1st. A great number of languages were spoken, and ofttimes the first names obtained for tribes were not the names used by themselves, but the names by which they were known to some other tribes.
2d. The governmental organization of the Indians was not understood, and the names for gentes, tribes, and confederacies were confounded.
3d. The advancing occupancy of the country by white men changed the habitat of the Indians, and in their migrations from point to point their names were changed.
Under these circumstances the nomenclature of Indian tribes became ponderous and the synonymy complex. To unravel this synonymy is a task of great magnitude. Early in the fiscal year the materials already collected on this subject were turned over to Professor Mason and clerical assistance given him, and he has prepared a card catalogue of North American tribes, exhibiting the synonymy, for use in the office. This is being constantly revised and enlarged, and will eventually be published.
Professor Mason is also engaged in editing a grammar and dictionary of the Chata language, by the late Rev. Cyrus Byington, the manuscript of which was by Mrs. Byington turned over to the Bureau of Ethnology. The dictionary is Chata-English, and Professor Mason has prepared an English-Chata of about ten thousand words. He has also undertaken to enlarge the grammar by a further study of the language among the Indians themselves.
THE STUDY OF GESTURE SPEECH, BY BREVET LIEUT. COL. GARRICK MALLERY, U.S.A.
The growth of the languages of civilized peoples in their later stages may be learned from the study of recorded literature; and by comparative methods many interesting facts may be discovered pertaining to periods anterior to the development of writing.
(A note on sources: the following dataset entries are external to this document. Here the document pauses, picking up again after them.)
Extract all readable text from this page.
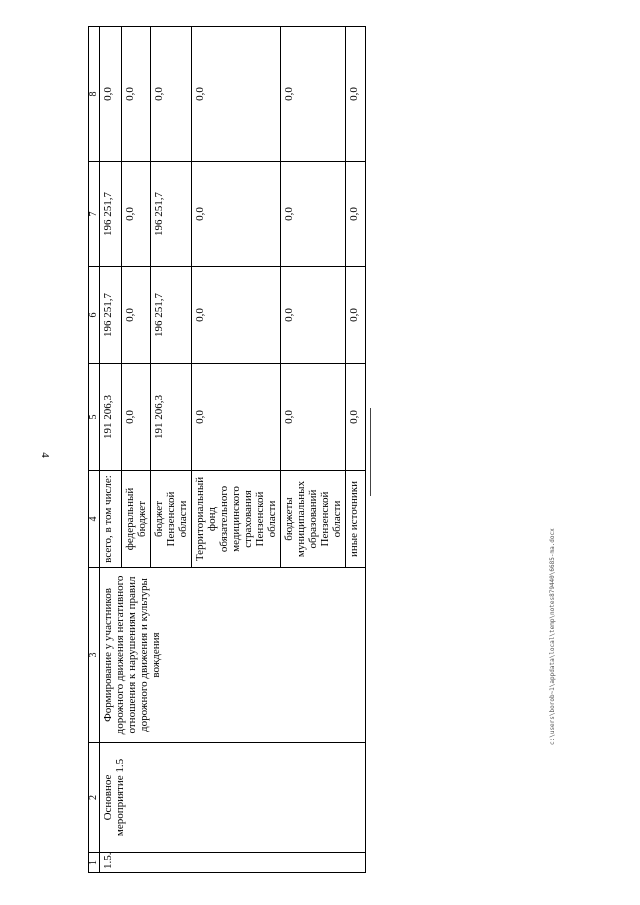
4
1	2	3	4	5	6	7	8
1.5.	Основное мероприятие 1.5	Формирование у участников дорожного движения негативного отношения к нарушениям правил дорожного движения и культуры вождения	всего, в том числе:	191 206,3	196 251,7	196 251,7	0,0
			федеральный бюджет	0,0	0,0	0,0	0,0
			бюджет Пензенской области	191 206,3	196 251,7	196 251,7	0,0
			Территориальный фонд обязательного медицинского страхования Пензенской области	0,0	0,0	0,0	0,0
			бюджеты муниципальных образований Пензенской области	0,0	0,0	0,0	0,0
			иные источники	0,0	0,0	0,0	0,0
c:\users\borob~1\appdata\local\temp\notes879440\6685-ma.docx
In the study of peoples who have not passed beyond the tribal condition, laws of linguistic growth anterior to the written stage may be discovered. Thus, by the study of the languages of tribes and the languages of nations, the methods and laws of development are discovered from the low condition represented by the most savage tribe to the highest condition existing in the speech of civilized man. But there is a development of language anterior to this—a prehistoric condition—of profound interest to the scholar, because in it the beginnings of language—the first steps in the organization of articulate speech—are involved.
On this prehistoric stage, light is thrown from four sources:
1st. Infant speech, in which the development of the language of the race is epitomized.